Consumers have got a lot of information, arguably too much, and it’s our job as real estate professionals to make sense of it. The trouble, I think, is that we tend to confuse information with knowledge. We tend to be reactive, taking our cues instead of proactively delivering our value and our service — we effectively allow our clients to write our job description. We tend to get lazy.
The vast majority of our buying clients lately have not only wanted to perform their own home searches but have preferred that we cease and desist entirely. I get it, and I respect it. I may check my multiple listing service "hot sheet" three times a day, but this same information is available to my clients.
And when they are in "click and conquer" mode in search of their dream home, they are checking online 27 times a day (and this time I’m not exaggerating). They are using mortgage-payment calculators and valuation tools; they are studying sales statistics and school test scores; and they are generally reading everything they can get their hands on that is even remotely related to the process. Consequently, I sometimes find myself falling into the trap of giving them too much credit.
Lately I have caught myself discussing the real estate market with clients like we are two agents hanging around the production board. I have found myself spewing terms like "REO," "BPO" and "short sale" like we are all in the same honors program. Concepts so basic to me — closing costs, PMI, lender reserves and prorations — are still not so basic to the consumer who got his degree at the online university.
At these moments, the glazed stares remind me that my new role is really not so different at all, even if I am the only one who gets it. In fact, I face greater challenges. I not only have the responsibility of educating, but I have to bring value to a classroom of students who think they have already learned it all in their homeschooling.

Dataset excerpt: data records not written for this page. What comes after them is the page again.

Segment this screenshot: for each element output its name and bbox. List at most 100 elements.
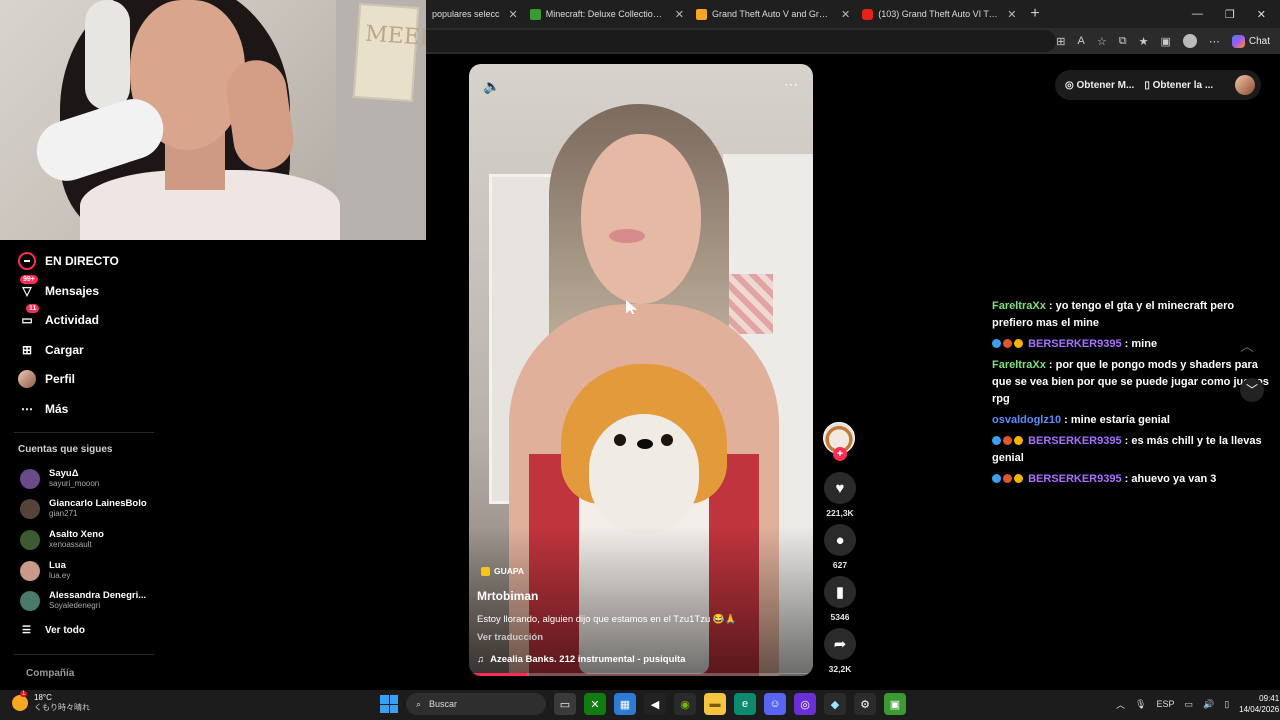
chat-user: BERSERKER9395 (1028, 435, 1122, 447)
account-name: Asalto Xeno (49, 529, 104, 540)
taskbar-search[interactable]: ⌕ Buscar (406, 693, 546, 715)
microphone-icon[interactable]: 🎙 (1135, 699, 1146, 710)
clock[interactable]: 09:41 14/04/2026 (1239, 693, 1279, 715)
user-avatar[interactable] (1235, 75, 1255, 95)
windows-taskbar: 1 18°C くもり時々晴れ ⌕ Buscar ▭ ✕ ▦ ◀ ◉ ▬ e ☺ … (0, 690, 1280, 720)
launcher-icon[interactable]: ◆ (824, 693, 846, 715)
chevron-up-icon[interactable]: ︿ (1116, 698, 1125, 711)
weather-description: くもり時々晴れ (34, 703, 90, 712)
badge-icon (1014, 339, 1023, 348)
read-aloud-icon[interactable]: A (1078, 35, 1085, 47)
copilot-chat-button[interactable]: Chat (1231, 34, 1270, 48)
tab-title: populares selecc (432, 9, 500, 19)
favorite-star-icon[interactable]: ☆ (1097, 35, 1107, 48)
discord-icon[interactable]: ☺ (764, 693, 786, 715)
webcam-headset (85, 0, 130, 110)
volume-icon[interactable]: 🔊 (1203, 699, 1214, 710)
see-translation-link[interactable]: Ver traducción (477, 632, 543, 643)
sidebar-item-live[interactable]: EN DIRECTO (18, 252, 119, 270)
steam-icon[interactable]: ⚙ (854, 693, 876, 715)
minimize-icon[interactable]: — (1192, 8, 1203, 21)
browser-tab[interactable]: populares selecc ✕ (426, 0, 524, 28)
sidebar-item-more[interactable]: ⋯ Más (18, 400, 68, 418)
file-explorer-icon[interactable]: ▬ (704, 693, 726, 715)
sidebar-item-activity[interactable]: ▭ 11 Actividad (18, 304, 99, 329)
follow-plus-icon[interactable]: + (833, 447, 847, 461)
network-icon[interactable]: ▭ (1184, 699, 1193, 710)
edge-icon[interactable]: e (734, 693, 756, 715)
following-section-title: Cuentas que sigues (18, 444, 113, 455)
badge-icon (1003, 339, 1012, 348)
following-account[interactable]: SayuΔ sayuri_mooon (20, 468, 99, 489)
stream-chat: FareltraXx : yo tengo el gta y el minecr… (992, 298, 1276, 492)
browser-tab[interactable]: Minecraft: Deluxe Collection Obtén ✕ (524, 0, 690, 28)
see-all-link[interactable]: ☰ Ver todo (22, 625, 85, 636)
task-view-icon[interactable]: ▭ (554, 693, 576, 715)
favorites-icon[interactable]: ★ (1139, 35, 1149, 48)
video-player[interactable]: 🔈 ⋯ GUAPA Mrtobiman Estoy llorando, algu… (469, 64, 813, 676)
language-indicator[interactable]: ESP (1156, 699, 1174, 709)
following-account[interactable]: Giancarlo LainesBolo gian271 (20, 498, 147, 519)
chat-badges (992, 436, 1023, 445)
video-music[interactable]: ♫ Azealia Banks. 212 instrumental - pusi… (477, 654, 685, 665)
xbox-icon[interactable]: ✕ (584, 693, 606, 715)
account-name: Giancarlo LainesBolo (49, 498, 147, 509)
company-link[interactable]: Compañía (26, 668, 74, 679)
badge-icon (992, 339, 1001, 348)
share-icon: ➦ (824, 628, 856, 660)
following-account[interactable]: Asalto Xeno xenoassault (20, 529, 104, 550)
close-tab-icon[interactable]: ✕ (675, 8, 684, 21)
close-tab-icon[interactable]: ✕ (509, 8, 518, 21)
avatar (20, 590, 40, 611)
weather-sun-icon: 1 (12, 691, 28, 711)
app-available-icon[interactable]: ⊞ (1056, 35, 1065, 48)
new-tab-button[interactable]: + (1022, 5, 1047, 23)
browser-tab[interactable]: Grand Theft Auto V and Grand Th ✕ (690, 0, 856, 28)
badge-icon (1003, 474, 1012, 483)
like-button[interactable]: ♥ 221,3K (823, 472, 857, 518)
video-tag[interactable]: GUAPA (481, 566, 524, 576)
comment-button[interactable]: ● 627 (823, 524, 857, 570)
previous-video-chevron-up-icon[interactable]: ︿ (1240, 336, 1254, 356)
following-account[interactable]: Alessandra Denegri... Soyaledenegri (20, 590, 146, 611)
share-button[interactable]: ➦ 32,2K (823, 628, 857, 674)
close-window-icon[interactable]: ✕ (1257, 8, 1266, 21)
next-video-chevron-down-icon[interactable]: ﹀ (1240, 378, 1264, 402)
get-app-button[interactable]: ▯ Obtener la ... (1144, 80, 1213, 91)
minecraft-icon[interactable]: ▣ (884, 693, 906, 715)
sidebar-item-messages[interactable]: ▽ 99+ Mensajes (18, 275, 99, 300)
close-tab-icon[interactable]: ✕ (1007, 8, 1016, 21)
windows-start-icon[interactable] (380, 695, 398, 713)
store-icon[interactable]: ▦ (614, 693, 636, 715)
capcut-icon[interactable]: ◀ (644, 693, 666, 715)
taskbar-apps: ⌕ Buscar ▭ ✕ ▦ ◀ ◉ ▬ e ☺ ◎ ◆ ⚙ ▣ (380, 693, 906, 715)
following-account[interactable]: Lua lua.ey (20, 560, 70, 581)
collections-icon[interactable]: ▣ (1160, 35, 1170, 48)
volume-icon[interactable]: 🔈 (483, 78, 500, 95)
chat-message: FareltraXx : por que le pongo mods y sha… (992, 359, 1269, 405)
battery-icon[interactable]: ▯ (1224, 699, 1229, 710)
nvidia-icon[interactable]: ◉ (674, 693, 696, 715)
sidebar-item-upload[interactable]: ⊞ Cargar (18, 341, 84, 359)
get-coins-button[interactable]: ◎ Obtener M... (1065, 80, 1134, 91)
address-bar[interactable] (426, 30, 1057, 52)
webcam-poster: MEEL (352, 3, 426, 102)
more-options-icon[interactable]: ⋯ (784, 76, 799, 93)
extensions-icon[interactable]: ⧉ (1119, 35, 1127, 48)
account-handle: Soyaledenegri (49, 601, 101, 610)
close-tab-icon[interactable]: ✕ (841, 8, 850, 21)
more-options-icon[interactable]: ⋯ (1209, 35, 1220, 48)
weather-widget[interactable]: 1 18°C くもり時々晴れ (12, 691, 90, 713)
sidebar-item-profile[interactable]: Perfil (18, 370, 75, 388)
account-handle: xenoassault (49, 540, 92, 549)
temperature: 18°C (34, 693, 52, 702)
profile-avatar[interactable] (1182, 34, 1197, 48)
browser-tab[interactable]: (103) Grand Theft Auto VI Trailer 2 ✕ (856, 0, 1022, 28)
video-author[interactable]: Mrtobiman (477, 589, 538, 603)
obs-icon[interactable]: ◎ (794, 693, 816, 715)
video-progress-bar[interactable] (469, 673, 813, 676)
save-button[interactable]: ▮ 5346 (823, 576, 857, 622)
get-app-label: Obtener la ... (1152, 79, 1214, 91)
maximize-icon[interactable]: ❐ (1225, 8, 1235, 21)
avatar (20, 560, 40, 581)
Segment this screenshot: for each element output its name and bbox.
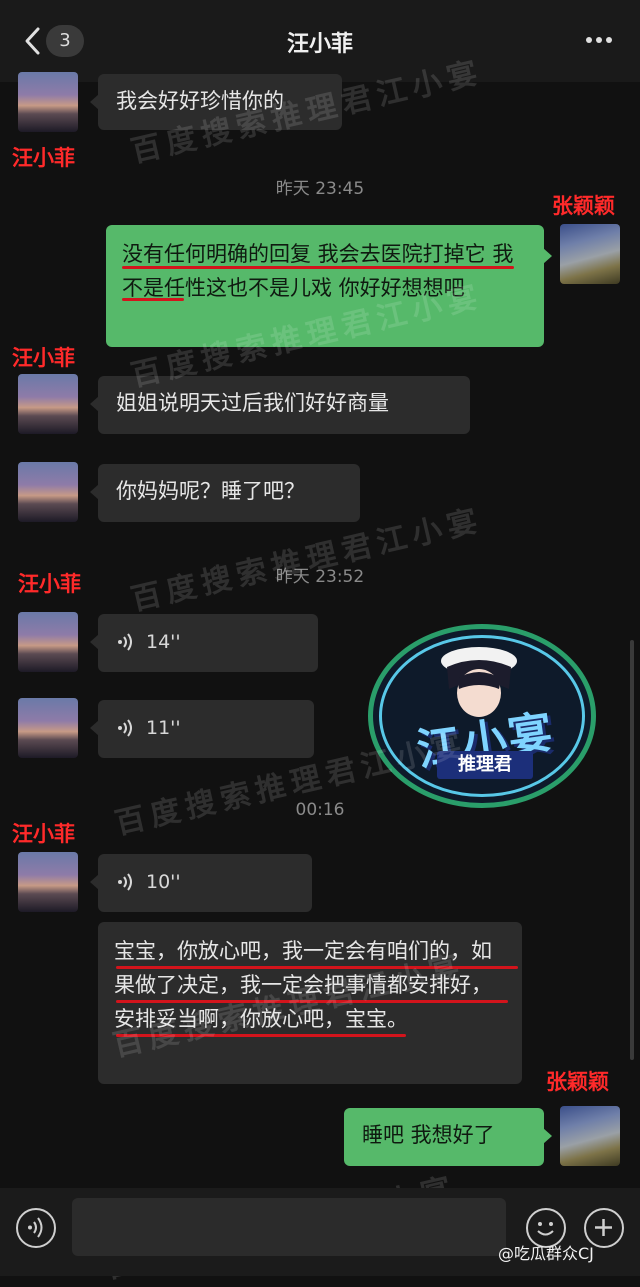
red-underline bbox=[122, 298, 184, 301]
more-dots-icon[interactable] bbox=[584, 28, 614, 52]
bubble-tail bbox=[543, 1128, 552, 1144]
voice-duration: 11'' bbox=[146, 717, 181, 739]
avatar-right[interactable] bbox=[560, 1106, 620, 1166]
sender-name-label: 汪小菲 bbox=[12, 146, 75, 170]
sender-name-label: 汪小菲 bbox=[18, 572, 81, 596]
avatar-left[interactable] bbox=[18, 72, 78, 132]
timestamp: 昨天 23:45 bbox=[275, 179, 365, 199]
avatar-right[interactable] bbox=[560, 224, 620, 284]
voice-message[interactable]: 11'' bbox=[98, 700, 314, 758]
avatar-left[interactable] bbox=[18, 462, 78, 522]
voice-message[interactable]: 10'' bbox=[98, 854, 312, 912]
sender-name-label: 张颖颖 bbox=[546, 1070, 609, 1094]
voice-wave-icon bbox=[118, 633, 132, 651]
avatar-left[interactable] bbox=[18, 612, 78, 672]
chat-header: 3 汪小菲 bbox=[0, 0, 640, 82]
message-bubble-out[interactable]: 睡吧 我想好了 bbox=[344, 1108, 544, 1166]
voice-wave-icon bbox=[28, 1217, 43, 1238]
message-bubble-in[interactable]: 你妈妈呢？睡了吧？ bbox=[98, 464, 360, 522]
avatar-left[interactable] bbox=[18, 374, 78, 434]
chat-title: 汪小菲 bbox=[286, 32, 353, 57]
sender-name-label: 汪小菲 bbox=[12, 822, 75, 846]
sender-name-label: 汪小菲 bbox=[12, 346, 75, 370]
voice-wave-icon bbox=[118, 873, 132, 891]
voice-duration: 10'' bbox=[146, 871, 181, 893]
source-credit: @吃瓜群众CJ bbox=[498, 1244, 594, 1263]
brand-logo: 江小宴 推理君 bbox=[368, 624, 596, 808]
voice-duration: 14'' bbox=[146, 631, 181, 653]
voice-wave-icon bbox=[118, 719, 132, 737]
bubble-tail bbox=[543, 248, 552, 264]
red-underline bbox=[122, 266, 514, 269]
avatar-left[interactable] bbox=[18, 852, 78, 912]
avatar-left[interactable] bbox=[18, 698, 78, 758]
voice-input-button[interactable] bbox=[16, 1208, 56, 1248]
scrollbar[interactable] bbox=[630, 640, 634, 1060]
sender-name-label: 张颖颖 bbox=[552, 194, 615, 218]
voice-message[interactable]: 14'' bbox=[98, 614, 318, 672]
message-input[interactable] bbox=[72, 1198, 506, 1256]
timestamp: 00:16 bbox=[295, 800, 345, 820]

Yesterday, in discussing a potential offer with a client, I insisted that I send them the comparable sales. They said that there was no need — they were fully informed. I did it anyway. Within moments of hitting the "send" key, I was engaged in a lengthy phone call in which they wanted to discuss this "new" information. Next, I insisted I send them an estimate of closing costs. They said that there was no need — they had "run the numbers." I did it anyway and, before I could refill my water glass, we were on the phone again talking about loan-origination fees, tax prepayments, and escrow and title costs. And we talked about what title insurance actually is.
I was quite proud of myself. This time I had not assumed too much. Sure, I had to be a little pushy, but sometimes abdicating my traditional duties, even when the clients insist I do so, is not in their best interest. Then I got the third phone call.
"By the way, we don’t see your fees on our cost breakdown," the buyers admitted sheepishly. "How much will we owe you?"
Oh, my. But you are tech-savvy! You read my blog! It seems that in the past 120 days we had been at this, I had neglected to have the little conversation with these first-time buyers about how I am compensated. While they were out performing their own home searches and I was out being transparent, I guess I just forgot. Or I assumed.
Either way, it’s a reminder that the more things change, the more I need to stay the same. Sometimes our clients just don’t know what they don’t know and, given the deluge of information and misinformation, it’s not their fault. But by assuming too much, I am remiss. Our clients are sinking under the weight of information overload, and more now than ever it is up to us to provide objective guidance — whether they ask for it or not.